En prélude, une déclaration politique a été âprement négociée ces dernières semaines. Elle a failli être bloquée par la Russie et un groupe de « pays amis » qui désiraient imposer dans le texte une critique des sanctions occidentales adoptées contre Moscou depuis le déclenchement de l’invasion de l’Ukraine. Mais la Russie a battu en retraite, et les pays membres ont pu reconnaître par consensus la nécessité de réformer l’ordre financier international. Le secrétaire général, Antonio Gutteres, a enfin suggéré de financer chaque année les ODD à hauteur de 500 milliards de dollars – une proposition pas encore entérinée par les pays membres.

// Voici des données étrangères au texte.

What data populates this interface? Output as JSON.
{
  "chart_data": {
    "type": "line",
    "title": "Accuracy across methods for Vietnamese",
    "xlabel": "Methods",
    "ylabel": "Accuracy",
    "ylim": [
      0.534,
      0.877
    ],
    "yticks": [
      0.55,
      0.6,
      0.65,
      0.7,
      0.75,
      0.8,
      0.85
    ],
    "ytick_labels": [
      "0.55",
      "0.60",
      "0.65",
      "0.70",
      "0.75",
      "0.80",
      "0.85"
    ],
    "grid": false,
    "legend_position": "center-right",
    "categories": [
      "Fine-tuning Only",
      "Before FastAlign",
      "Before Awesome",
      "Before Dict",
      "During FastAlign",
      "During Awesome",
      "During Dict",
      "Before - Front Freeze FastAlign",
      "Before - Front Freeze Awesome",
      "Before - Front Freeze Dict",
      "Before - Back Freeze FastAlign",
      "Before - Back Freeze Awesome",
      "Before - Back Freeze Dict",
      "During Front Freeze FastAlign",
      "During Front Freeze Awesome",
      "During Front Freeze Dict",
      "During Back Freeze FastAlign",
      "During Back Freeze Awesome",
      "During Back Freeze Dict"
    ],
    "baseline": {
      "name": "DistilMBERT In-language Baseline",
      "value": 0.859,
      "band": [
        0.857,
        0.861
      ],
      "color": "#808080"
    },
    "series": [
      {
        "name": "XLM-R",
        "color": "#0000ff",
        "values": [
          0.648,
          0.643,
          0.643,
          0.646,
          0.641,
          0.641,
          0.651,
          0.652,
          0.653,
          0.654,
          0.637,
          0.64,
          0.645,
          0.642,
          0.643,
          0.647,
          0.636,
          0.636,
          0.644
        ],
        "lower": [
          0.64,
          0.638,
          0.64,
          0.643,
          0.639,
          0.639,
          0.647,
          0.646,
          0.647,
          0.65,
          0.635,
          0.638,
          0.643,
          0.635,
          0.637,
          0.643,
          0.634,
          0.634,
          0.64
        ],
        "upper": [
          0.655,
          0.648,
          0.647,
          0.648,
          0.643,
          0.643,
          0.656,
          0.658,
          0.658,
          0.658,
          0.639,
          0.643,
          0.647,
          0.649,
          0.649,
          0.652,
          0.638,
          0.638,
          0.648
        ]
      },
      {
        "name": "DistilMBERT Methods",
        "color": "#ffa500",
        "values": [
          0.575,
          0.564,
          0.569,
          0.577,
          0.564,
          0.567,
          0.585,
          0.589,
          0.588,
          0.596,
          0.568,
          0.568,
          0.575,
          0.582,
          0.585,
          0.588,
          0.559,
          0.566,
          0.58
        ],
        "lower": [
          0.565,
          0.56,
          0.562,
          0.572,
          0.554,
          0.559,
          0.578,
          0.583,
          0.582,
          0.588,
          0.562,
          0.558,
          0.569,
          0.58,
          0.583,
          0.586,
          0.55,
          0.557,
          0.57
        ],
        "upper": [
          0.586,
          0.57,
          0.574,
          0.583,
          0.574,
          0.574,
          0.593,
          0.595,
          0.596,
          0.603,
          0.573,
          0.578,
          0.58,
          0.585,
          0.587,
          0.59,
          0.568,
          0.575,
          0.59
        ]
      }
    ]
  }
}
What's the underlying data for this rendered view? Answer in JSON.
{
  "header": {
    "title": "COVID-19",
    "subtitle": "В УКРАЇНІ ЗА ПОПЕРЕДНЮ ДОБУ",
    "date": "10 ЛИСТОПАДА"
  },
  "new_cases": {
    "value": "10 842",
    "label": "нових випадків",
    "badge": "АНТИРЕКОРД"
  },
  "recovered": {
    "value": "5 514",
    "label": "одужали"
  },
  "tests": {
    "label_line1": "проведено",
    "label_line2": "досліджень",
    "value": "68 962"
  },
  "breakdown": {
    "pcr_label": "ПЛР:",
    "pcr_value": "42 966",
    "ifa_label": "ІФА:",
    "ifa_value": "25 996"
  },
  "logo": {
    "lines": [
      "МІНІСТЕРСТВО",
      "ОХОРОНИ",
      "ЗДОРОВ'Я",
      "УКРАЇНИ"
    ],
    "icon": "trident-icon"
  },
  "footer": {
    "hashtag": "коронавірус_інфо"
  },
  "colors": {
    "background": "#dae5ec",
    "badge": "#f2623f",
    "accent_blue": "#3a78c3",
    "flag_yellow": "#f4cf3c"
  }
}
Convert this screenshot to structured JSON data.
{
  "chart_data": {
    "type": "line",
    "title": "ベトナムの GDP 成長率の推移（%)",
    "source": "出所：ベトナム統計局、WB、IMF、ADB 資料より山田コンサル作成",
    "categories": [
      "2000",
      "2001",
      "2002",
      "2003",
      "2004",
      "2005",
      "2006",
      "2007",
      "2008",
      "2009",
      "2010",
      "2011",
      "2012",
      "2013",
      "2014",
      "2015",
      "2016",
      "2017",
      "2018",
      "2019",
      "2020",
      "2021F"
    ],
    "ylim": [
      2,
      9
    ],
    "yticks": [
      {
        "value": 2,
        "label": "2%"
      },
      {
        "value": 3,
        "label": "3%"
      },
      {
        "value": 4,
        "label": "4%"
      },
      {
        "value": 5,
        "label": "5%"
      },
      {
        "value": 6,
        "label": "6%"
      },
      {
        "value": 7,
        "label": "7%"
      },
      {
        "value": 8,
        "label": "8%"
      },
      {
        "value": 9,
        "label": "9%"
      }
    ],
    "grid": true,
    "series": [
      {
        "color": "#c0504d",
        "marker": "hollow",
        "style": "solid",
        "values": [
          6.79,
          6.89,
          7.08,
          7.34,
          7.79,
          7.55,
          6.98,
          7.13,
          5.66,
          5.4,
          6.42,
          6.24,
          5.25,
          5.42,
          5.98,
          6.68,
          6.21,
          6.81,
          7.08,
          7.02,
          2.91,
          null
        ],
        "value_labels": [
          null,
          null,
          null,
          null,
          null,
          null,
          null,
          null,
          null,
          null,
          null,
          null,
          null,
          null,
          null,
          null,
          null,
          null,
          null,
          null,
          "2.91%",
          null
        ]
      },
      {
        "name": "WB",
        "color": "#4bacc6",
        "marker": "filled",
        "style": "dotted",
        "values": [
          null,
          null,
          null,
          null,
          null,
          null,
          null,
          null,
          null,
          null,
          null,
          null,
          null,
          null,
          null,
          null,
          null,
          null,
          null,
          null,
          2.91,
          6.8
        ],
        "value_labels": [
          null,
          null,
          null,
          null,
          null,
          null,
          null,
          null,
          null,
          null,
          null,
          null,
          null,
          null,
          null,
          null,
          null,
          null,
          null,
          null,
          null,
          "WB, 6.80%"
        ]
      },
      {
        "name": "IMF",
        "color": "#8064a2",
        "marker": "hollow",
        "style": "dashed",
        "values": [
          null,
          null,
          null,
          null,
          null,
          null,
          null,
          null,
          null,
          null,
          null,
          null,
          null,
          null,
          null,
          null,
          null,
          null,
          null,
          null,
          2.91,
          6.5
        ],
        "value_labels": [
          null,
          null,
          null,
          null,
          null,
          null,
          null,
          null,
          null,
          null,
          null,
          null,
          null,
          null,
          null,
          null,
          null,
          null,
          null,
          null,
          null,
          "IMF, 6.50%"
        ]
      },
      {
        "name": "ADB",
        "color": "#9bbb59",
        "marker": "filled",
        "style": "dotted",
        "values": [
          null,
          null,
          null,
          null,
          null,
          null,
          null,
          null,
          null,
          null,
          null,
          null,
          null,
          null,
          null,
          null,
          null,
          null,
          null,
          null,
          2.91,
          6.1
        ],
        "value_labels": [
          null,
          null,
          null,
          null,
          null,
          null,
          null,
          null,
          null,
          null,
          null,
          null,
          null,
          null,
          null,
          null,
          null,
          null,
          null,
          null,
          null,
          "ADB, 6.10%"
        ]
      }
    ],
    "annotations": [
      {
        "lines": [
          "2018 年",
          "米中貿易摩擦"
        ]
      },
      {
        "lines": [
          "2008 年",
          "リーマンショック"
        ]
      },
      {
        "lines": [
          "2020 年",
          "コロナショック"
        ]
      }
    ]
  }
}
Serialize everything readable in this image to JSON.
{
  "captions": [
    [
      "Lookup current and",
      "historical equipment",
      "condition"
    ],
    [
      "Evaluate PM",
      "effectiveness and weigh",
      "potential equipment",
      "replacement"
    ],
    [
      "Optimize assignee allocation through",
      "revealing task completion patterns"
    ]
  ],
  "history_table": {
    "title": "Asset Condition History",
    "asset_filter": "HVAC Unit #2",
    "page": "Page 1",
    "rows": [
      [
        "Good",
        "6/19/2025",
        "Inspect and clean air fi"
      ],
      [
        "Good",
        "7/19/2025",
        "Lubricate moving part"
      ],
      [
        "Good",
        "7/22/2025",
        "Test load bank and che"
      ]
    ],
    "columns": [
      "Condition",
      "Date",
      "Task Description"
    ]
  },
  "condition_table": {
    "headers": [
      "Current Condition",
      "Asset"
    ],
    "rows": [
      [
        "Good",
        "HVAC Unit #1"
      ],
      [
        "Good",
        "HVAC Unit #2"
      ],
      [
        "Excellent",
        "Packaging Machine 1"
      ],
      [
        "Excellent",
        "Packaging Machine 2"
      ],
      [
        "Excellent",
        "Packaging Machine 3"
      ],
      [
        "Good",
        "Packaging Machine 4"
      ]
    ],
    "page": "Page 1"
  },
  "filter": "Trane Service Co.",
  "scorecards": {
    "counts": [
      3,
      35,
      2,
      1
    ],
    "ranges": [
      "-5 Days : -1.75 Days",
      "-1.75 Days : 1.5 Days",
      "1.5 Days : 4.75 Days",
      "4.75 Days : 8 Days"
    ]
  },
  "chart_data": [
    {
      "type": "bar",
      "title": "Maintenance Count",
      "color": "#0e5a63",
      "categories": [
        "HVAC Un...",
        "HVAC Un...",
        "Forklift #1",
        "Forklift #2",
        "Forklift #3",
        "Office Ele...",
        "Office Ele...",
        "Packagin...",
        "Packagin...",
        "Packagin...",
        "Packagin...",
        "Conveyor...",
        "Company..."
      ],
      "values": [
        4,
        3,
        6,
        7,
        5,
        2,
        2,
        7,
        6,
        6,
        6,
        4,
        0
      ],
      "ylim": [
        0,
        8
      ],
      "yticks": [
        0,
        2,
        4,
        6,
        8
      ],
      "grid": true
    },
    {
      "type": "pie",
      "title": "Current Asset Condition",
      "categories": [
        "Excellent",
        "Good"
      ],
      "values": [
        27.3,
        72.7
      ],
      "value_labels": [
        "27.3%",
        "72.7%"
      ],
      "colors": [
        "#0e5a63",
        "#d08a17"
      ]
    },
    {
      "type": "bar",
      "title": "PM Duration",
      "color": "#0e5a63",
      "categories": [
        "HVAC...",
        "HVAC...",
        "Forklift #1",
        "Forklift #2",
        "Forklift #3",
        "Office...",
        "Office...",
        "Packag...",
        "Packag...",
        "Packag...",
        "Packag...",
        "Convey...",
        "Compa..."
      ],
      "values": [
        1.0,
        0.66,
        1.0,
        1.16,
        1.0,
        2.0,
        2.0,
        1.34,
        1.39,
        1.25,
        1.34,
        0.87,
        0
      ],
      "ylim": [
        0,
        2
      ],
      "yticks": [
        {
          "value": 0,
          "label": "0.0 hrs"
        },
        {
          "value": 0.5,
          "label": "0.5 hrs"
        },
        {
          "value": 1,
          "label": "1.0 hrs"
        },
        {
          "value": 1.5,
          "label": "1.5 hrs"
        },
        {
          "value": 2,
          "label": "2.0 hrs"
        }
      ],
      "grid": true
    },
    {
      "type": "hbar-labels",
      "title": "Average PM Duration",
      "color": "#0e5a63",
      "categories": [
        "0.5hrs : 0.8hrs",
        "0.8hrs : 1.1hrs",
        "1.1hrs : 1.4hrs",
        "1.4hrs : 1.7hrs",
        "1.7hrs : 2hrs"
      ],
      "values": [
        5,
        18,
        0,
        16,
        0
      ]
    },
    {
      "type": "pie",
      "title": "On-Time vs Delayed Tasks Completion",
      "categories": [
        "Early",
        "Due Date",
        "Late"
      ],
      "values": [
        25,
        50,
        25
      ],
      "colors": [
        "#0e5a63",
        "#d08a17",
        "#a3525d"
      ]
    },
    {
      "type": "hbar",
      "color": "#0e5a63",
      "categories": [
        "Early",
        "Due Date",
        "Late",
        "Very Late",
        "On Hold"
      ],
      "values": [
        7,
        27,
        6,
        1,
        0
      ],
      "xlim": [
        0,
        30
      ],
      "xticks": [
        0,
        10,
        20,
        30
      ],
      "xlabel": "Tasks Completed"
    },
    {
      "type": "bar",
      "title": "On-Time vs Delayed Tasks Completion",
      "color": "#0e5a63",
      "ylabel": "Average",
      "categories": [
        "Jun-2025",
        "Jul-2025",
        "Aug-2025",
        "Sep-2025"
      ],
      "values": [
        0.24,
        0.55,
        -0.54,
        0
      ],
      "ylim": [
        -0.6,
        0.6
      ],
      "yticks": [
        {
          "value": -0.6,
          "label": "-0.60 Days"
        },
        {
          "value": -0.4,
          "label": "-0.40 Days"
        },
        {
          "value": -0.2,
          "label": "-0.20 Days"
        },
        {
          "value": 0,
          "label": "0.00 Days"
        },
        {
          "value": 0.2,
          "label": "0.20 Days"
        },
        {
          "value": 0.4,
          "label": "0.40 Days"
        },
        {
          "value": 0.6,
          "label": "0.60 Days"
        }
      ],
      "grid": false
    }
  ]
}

Pour changer le paradigme, le patron de l’ONU ne voit pas d’autre solution que de « réformer les institutions multilatérales dysfonctionnelles et obsolètes ». Une autre réunion, sur le financement du développement, doit se tenir mercredi 20 septembre. Il s’agit de poursuivre les travaux engagés notamment lors du sommet de Paris, en juin, sur la conception d’un nouveau « pacte financier » mondial,.
Discussions préparatoires
En parallèle, un sommet de l’ambition climatique sera aussi organisé mercredi, alors que les discussions préparatoires à la COP28 de Dubaï (Emirats arabes unis), début décembre, sont compliquées, pour ne pas dire dans l’impasse. Les pays en développement sont particulièrement touchés par le changement climatique sans être les principaux émetteurs.
Enfin, même si c’est un serpent de mer aux Nations unies, la question de la réforme du Conseil de Sécurité revient davantage dans les conversations. Voici un an, Joe Biden avait été le premier président américain à entrouvrir la boîte de Pandore. L’ambassadrice américaine auprès de l’ONU, Linda Thomas-Greenfield, évoque régulièrement cette réforme récusée par la Chine et la Russie, mais soutenu par la France et le RoyaumeUni. Elle parle cependant toujours d’élargir le Conseil de sécurité, mais jamais de réformer le droit de veto de ses membres.
Il n’empêche, certains diplomates de pays en développement ne croient pas à la sincérité des engagements des pays « du Nord ». Certains parlent même d’hypocrisie. « C’est beaucoup de bruit maintenant, mais c’est pour nous endormir, je ne crois pas qu’un grand changement se profile », lâche, blasé, un ambassadeur africain. Pour d’autres, les alliés de Kiev chercheraient surtout à récupérer des soutiens, afin de continuer à isoler la Russie dans la bataille diplomatique qui se joue loin des combats.